El salón del trono quedó abandonado una vez más, el polvo se fue posando, las sombras se escabulleron de nuevo a sus guaridas predecibles. Y, en el trono hecho pedazos creció un leve brillo trémulo, unos filos borrosos, después una oscilación que habría alarmado a cualquiera que lo presenciase, pero no había ninguna de esas criaturas inteligentes.
Los fragmentos rotos y aplastados de madera se deshicieron.

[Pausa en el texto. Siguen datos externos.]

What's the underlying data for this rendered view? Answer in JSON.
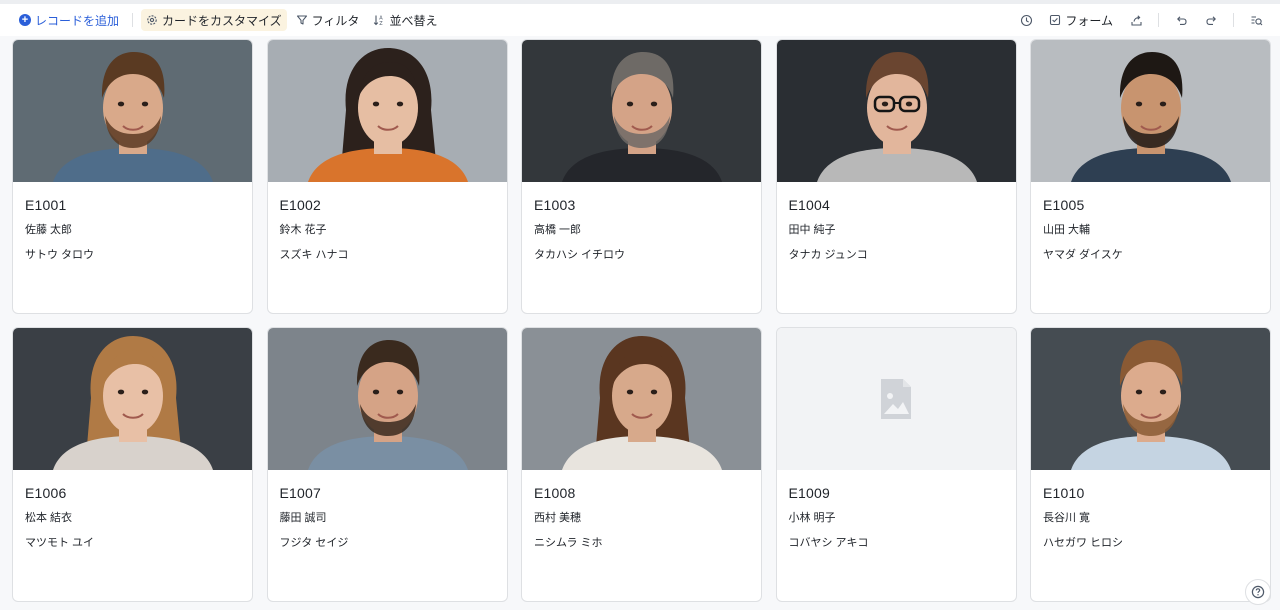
{
  "toolbar": {
    "add_record": "レコードを追加",
    "customize_card": "カードをカスタマイズ",
    "filter": "フィルタ",
    "sort": "並べ替え",
    "form": "フォーム",
    "icons": [
      "history-icon",
      "form-icon",
      "share-icon",
      "undo-icon",
      "redo-icon",
      "search-icon"
    ]
  },
  "colors": {
    "accent": "#2b5fd9",
    "active_bg": "#fbf3e0",
    "card_border": "#dee0e3"
  },
  "cards": [
    {
      "id": "E1001",
      "name": "佐藤 太郎",
      "kana": "サトウ タロウ",
      "photo": {
        "bg": "#5f6b73",
        "skin": "#d9a98a",
        "hair": "#5a3a22",
        "shirt": "#4f6d8a",
        "beard": true,
        "long": false,
        "glasses": false
      }
    },
    {
      "id": "E1002",
      "name": "鈴木 花子",
      "kana": "スズキ ハナコ",
      "photo": {
        "bg": "#a7adb3",
        "skin": "#e6bea3",
        "hair": "#2c211c",
        "shirt": "#d9742c",
        "beard": false,
        "long": true,
        "glasses": false
      }
    },
    {
      "id": "E1003",
      "name": "高橋 一郎",
      "kana": "タカハシ イチロウ",
      "photo": {
        "bg": "#33373b",
        "skin": "#d4a387",
        "hair": "#6e6a66",
        "shirt": "#24262b",
        "beard": true,
        "long": false,
        "glasses": false
      }
    },
    {
      "id": "E1004",
      "name": "田中 純子",
      "kana": "タナカ ジュンコ",
      "photo": {
        "bg": "#2a2e33",
        "skin": "#e2b69c",
        "hair": "#6a4530",
        "shirt": "#b8b8b8",
        "beard": false,
        "long": false,
        "glasses": true
      }
    },
    {
      "id": "E1005",
      "name": "山田 大輔",
      "kana": "ヤマダ ダイスケ",
      "photo": {
        "bg": "#b8bcc0",
        "skin": "#c8946f",
        "hair": "#1e1814",
        "shirt": "#2e3f52",
        "beard": true,
        "long": false,
        "glasses": false
      }
    },
    {
      "id": "E1006",
      "name": "松本 結衣",
      "kana": "マツモト ユイ",
      "photo": {
        "bg": "#3a3f45",
        "skin": "#e8c0a6",
        "hair": "#b07a45",
        "shirt": "#d8d2cc",
        "beard": false,
        "long": true,
        "glasses": false
      }
    },
    {
      "id": "E1007",
      "name": "藤田 誠司",
      "kana": "フジタ セイジ",
      "photo": {
        "bg": "#7d848b",
        "skin": "#d5a386",
        "hair": "#3a2a1e",
        "shirt": "#7a8fa3",
        "beard": true,
        "long": false,
        "glasses": false
      }
    },
    {
      "id": "E1008",
      "name": "西村 美穂",
      "kana": "ニシムラ ミホ",
      "photo": {
        "bg": "#8a9096",
        "skin": "#d7a98b",
        "hair": "#5a3620",
        "shirt": "#e8e4de",
        "beard": false,
        "long": true,
        "glasses": false
      }
    },
    {
      "id": "E1009",
      "name": "小林 明子",
      "kana": "コバヤシ アキコ",
      "photo": null
    },
    {
      "id": "E1010",
      "name": "長谷川 寛",
      "kana": "ハセガワ ヒロシ",
      "photo": {
        "bg": "#454c52",
        "skin": "#dcab8d",
        "hair": "#8a5a34",
        "shirt": "#c5d4e2",
        "beard": true,
        "long": false,
        "glasses": false
      }
    }
  ]
}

Y una vez más, allí, en el estrado, se alzó el trono de Sombra. Y saliendo de él, una forma en sombras más sólida que cualquier otra. Encorvada, baja, envuelta en pliegues de gasa del color de la medianoche. En la mancha indistinta donde debería haber una cara, solo los ojos eran visibles y, por un instante, un destello resplandeciente.
La figura se apartó del trono y se dirigió a la entrada… un bastón de plata y ébano tamborileaba sobre los adoquines.
Muy poco tiempo después llegó a la entrada del templo y miró fuera. Allí, en la puerta, caminaba el último de ellos. Un gral, y la escalofriante y pavorosa aparición que era Icarium.
Una contención de aliento de la sombra agazapada bajo el arco de entrada cuando el jhag se detuvo un instante para mirar atrás.
Y Tronosombrío sorprendió, en la expresión de Icarium, algo parecido a una sonrisa y después el más leve de los asentimientos, antes de que el jhag se diera la vuelta.
El dios ladeó la cabeza y escuchó al grupo que volvía a subir a toda prisa por el camino.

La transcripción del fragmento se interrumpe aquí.